Под влиянием феминизма начали совершенствовать человека с половой стороны. С 30-го года прошлого века, когда Эйнар Веджинер стал Лили Эльбэ, начали менять пол. Мужчины стали превращаться в женщин и рожать и потом опять становиться мужчинами. И наоборот. Недалеко то время, когда люди смогут оплодотворять сами себя. Эта перспектива не может не вдохновлять.
(Кстати говоря, английские рыбы под влияние человека начали менять пол. Считается, это связано с тем, что в реки попадают женские противозачаточные таблетки.)
Сейчас профессора начали клонировать. Скоро будут выводить таких людей, у которых ни своих мыслей, ни своих болезней. Потому что они должны повторять своих доноров. Сначала просто повторять, а потом они будут становиться все совершенней. С точки зрения профессоров, конечно. Правда, тут пока со скрипом идет и со скандалами – известный профессор Сеульского национального университета У Сок Хван, который богатым тетям возвращал умерших собак в виде клонов, уволен за фальсификации. Параллельно Крейг Вентер, замечательное соединение профессора и миллиардера, уже возглавил работу по созданию совершенных организмов…
В общем, не истребив профессоров, добрые люди создали ситуацию, при которой клоны идут замещать нас на малюсенькой земле неизбежно и неистребимо, как саранча новой формации. И роботы тоже скоро станут лучше людей, поймут это и тоже обнаружат, что нет смысла делить с нами землю.
В то же время профессора начали совершенствовать природу. Этим-то люди и раньше занимались – болота осушали, каналы рыли, леса жгли и землю пахали. Но тут по науке землей занялись – начали реки поворачивать, искусственные моря делать. Искусственные водохранилища оказались очень хороши для ядовитых синезеленых водорослей, с которых началась жизнь на земле. (К ним мы и возвращаемся. В смысле – к началу.) Профессор Санкт-Петербургского университета Василий Васильевич Докучаев предлагал преобразовать степную зону земли в субтропическую. И на примере Каменной степи это продемонстрировал. Его ученик, профессор того же университета Владимир Иванович Вернадский пошел еще дальше, предлагая управление землей отдать некоей ноосфере – сфере разума. И если это получится, то человек как существо заведомо неразумное должен уйти. Но это перспектива далекая, а пока нас профессорская химия одолела: мы химией дышим, мы ее едим, пьем, мы ею постепенно замещаемся. Совершенствуемся и с этой стороны.

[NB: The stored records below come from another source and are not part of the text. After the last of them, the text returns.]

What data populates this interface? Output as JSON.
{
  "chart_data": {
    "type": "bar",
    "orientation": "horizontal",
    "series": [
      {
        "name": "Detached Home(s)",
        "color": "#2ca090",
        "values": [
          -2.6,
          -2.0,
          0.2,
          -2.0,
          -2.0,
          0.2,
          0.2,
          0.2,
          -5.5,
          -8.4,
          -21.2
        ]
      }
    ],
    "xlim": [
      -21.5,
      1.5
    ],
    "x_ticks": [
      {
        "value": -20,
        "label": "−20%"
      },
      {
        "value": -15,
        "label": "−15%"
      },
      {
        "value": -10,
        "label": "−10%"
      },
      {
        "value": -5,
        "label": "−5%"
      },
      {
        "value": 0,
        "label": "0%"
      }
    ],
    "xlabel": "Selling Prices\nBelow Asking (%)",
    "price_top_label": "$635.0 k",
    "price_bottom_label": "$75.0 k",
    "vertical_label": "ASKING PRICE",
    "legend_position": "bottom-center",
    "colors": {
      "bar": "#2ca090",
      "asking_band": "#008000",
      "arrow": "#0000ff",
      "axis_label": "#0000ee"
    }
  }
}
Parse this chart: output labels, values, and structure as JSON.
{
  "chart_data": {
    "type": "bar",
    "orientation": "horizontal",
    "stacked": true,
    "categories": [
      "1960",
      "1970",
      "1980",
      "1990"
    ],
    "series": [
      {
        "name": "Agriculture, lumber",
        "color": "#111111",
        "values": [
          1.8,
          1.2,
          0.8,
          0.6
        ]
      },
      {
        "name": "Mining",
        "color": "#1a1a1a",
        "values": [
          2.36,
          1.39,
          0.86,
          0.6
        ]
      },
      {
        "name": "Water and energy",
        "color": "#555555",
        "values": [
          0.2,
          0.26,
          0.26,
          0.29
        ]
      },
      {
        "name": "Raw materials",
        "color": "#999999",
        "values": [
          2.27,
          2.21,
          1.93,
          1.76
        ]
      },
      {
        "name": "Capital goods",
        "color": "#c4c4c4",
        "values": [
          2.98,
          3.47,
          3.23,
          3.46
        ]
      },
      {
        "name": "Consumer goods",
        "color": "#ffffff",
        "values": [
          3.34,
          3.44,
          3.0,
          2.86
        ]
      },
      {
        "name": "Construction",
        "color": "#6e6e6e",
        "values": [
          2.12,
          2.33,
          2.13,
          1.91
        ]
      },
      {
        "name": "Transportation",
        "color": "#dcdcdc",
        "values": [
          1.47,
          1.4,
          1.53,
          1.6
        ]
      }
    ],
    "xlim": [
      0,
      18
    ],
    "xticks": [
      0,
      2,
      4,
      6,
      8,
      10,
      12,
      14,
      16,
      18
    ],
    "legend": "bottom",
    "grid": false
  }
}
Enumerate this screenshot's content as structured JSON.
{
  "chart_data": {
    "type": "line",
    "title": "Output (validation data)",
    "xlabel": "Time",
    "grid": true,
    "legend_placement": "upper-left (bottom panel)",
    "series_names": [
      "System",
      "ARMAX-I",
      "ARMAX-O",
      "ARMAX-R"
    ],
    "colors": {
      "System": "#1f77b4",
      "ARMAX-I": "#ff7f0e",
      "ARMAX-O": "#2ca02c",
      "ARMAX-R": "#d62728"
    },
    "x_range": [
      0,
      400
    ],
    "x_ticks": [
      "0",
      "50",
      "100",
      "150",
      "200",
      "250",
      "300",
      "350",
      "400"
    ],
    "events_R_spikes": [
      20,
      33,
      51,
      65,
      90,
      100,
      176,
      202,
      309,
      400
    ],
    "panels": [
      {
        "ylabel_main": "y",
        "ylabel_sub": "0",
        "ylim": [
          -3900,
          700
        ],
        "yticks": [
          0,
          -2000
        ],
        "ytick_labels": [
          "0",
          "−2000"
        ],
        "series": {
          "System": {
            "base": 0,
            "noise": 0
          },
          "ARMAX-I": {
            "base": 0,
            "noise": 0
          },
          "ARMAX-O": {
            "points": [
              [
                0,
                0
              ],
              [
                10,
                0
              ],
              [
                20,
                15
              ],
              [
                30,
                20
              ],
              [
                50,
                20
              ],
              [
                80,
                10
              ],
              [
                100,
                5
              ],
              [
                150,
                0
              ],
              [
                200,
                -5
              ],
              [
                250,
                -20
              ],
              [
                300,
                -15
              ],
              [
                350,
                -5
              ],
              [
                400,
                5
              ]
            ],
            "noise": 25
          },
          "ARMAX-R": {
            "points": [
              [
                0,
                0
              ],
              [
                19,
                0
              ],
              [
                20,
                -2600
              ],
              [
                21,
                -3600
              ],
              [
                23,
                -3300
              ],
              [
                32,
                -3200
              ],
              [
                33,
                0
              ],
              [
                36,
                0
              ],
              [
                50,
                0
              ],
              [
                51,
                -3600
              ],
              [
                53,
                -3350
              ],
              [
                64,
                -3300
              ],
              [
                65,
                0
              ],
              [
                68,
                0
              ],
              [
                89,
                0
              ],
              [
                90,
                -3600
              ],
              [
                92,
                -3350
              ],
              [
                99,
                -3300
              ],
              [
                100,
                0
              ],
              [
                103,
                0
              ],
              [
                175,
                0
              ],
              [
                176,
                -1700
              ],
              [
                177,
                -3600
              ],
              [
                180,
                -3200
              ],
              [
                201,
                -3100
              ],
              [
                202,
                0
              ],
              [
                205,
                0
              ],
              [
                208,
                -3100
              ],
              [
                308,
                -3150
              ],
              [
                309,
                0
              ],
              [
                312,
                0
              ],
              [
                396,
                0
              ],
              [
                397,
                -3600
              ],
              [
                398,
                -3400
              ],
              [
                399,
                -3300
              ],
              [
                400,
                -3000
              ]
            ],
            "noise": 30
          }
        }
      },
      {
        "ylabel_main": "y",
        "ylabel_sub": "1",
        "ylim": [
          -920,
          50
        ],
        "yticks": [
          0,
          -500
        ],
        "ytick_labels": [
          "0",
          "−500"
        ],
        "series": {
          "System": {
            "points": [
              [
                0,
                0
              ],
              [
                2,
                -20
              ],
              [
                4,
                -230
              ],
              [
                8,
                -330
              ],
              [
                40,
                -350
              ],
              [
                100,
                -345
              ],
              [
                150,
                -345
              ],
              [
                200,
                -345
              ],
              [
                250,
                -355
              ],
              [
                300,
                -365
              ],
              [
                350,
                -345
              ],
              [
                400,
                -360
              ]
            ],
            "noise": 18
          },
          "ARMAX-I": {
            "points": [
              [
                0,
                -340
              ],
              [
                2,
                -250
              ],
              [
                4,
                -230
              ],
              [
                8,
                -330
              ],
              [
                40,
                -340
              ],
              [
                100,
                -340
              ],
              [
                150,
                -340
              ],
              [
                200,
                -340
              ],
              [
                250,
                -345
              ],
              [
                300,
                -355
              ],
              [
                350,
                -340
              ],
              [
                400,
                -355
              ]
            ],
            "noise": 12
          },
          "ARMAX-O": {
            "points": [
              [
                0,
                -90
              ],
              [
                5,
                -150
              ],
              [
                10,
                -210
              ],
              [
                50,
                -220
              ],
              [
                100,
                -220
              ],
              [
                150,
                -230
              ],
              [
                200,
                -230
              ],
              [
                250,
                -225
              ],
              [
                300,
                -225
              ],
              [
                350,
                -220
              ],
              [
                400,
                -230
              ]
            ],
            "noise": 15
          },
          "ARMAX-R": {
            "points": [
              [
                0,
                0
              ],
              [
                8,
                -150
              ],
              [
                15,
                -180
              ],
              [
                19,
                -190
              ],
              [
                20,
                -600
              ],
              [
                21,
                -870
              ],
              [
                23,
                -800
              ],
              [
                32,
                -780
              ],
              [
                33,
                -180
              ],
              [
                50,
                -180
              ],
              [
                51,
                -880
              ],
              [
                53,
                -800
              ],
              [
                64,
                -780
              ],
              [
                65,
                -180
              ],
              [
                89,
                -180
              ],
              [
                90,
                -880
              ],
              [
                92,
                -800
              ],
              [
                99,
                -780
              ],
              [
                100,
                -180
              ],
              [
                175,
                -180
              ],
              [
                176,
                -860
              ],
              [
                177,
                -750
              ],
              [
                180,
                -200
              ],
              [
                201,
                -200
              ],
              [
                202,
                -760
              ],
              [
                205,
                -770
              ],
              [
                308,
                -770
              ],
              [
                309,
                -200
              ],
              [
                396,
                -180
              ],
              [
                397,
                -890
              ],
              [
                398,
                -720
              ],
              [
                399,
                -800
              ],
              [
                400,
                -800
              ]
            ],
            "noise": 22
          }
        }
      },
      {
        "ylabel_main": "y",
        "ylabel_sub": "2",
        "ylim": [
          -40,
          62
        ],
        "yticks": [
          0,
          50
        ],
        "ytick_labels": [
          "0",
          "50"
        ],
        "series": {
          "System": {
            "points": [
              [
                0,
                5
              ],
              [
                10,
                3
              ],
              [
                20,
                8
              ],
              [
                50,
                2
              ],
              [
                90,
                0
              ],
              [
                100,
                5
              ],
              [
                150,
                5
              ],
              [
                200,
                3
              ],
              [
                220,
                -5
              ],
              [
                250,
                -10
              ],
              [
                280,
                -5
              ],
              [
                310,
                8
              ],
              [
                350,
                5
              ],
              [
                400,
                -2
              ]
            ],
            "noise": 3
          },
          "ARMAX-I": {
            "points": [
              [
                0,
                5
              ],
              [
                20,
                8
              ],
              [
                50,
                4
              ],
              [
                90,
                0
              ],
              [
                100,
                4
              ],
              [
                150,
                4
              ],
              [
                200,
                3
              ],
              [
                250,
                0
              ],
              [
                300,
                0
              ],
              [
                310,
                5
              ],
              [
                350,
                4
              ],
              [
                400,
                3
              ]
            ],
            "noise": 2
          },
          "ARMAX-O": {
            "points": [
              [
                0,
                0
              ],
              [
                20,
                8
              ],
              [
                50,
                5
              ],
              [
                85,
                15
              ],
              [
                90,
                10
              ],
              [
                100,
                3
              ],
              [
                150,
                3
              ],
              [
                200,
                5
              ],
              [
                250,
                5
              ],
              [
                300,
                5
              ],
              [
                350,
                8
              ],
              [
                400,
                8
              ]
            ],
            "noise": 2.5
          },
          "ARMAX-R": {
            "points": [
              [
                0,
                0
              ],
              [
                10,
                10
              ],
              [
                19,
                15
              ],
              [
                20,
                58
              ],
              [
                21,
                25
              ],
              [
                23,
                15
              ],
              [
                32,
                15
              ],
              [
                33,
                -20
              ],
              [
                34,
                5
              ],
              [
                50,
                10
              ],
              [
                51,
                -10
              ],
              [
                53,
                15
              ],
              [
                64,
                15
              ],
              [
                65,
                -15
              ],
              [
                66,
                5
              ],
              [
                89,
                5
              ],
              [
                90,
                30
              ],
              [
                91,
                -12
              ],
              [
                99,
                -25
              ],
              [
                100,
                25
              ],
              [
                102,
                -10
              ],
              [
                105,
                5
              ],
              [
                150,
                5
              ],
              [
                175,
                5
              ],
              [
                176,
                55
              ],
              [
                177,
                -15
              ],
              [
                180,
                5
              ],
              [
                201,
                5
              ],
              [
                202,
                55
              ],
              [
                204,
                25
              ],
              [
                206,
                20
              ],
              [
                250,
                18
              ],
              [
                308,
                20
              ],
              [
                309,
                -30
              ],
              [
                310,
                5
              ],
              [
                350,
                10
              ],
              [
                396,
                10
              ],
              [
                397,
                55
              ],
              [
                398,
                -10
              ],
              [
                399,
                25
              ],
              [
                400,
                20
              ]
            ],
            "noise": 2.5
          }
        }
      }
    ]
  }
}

Продолжать невозможно: несовершенное сердце сжимается от боли и стыда. Действительно, футуршок…
В-общем, если профессора продолжат свои игры, земля станет круглой и гладкой, и человек будет по ней кататься шариком-андрогином между клонами и роботами, пока не отравится окончательно синезелеными водорослями.
Как говорила одна добрая женщина: конечно, по-человечески профессоров жалко, но если вспомнить, что они атомную бомбу изобрели, то надо бы из человеколюбия с лица земли этот позор стереть.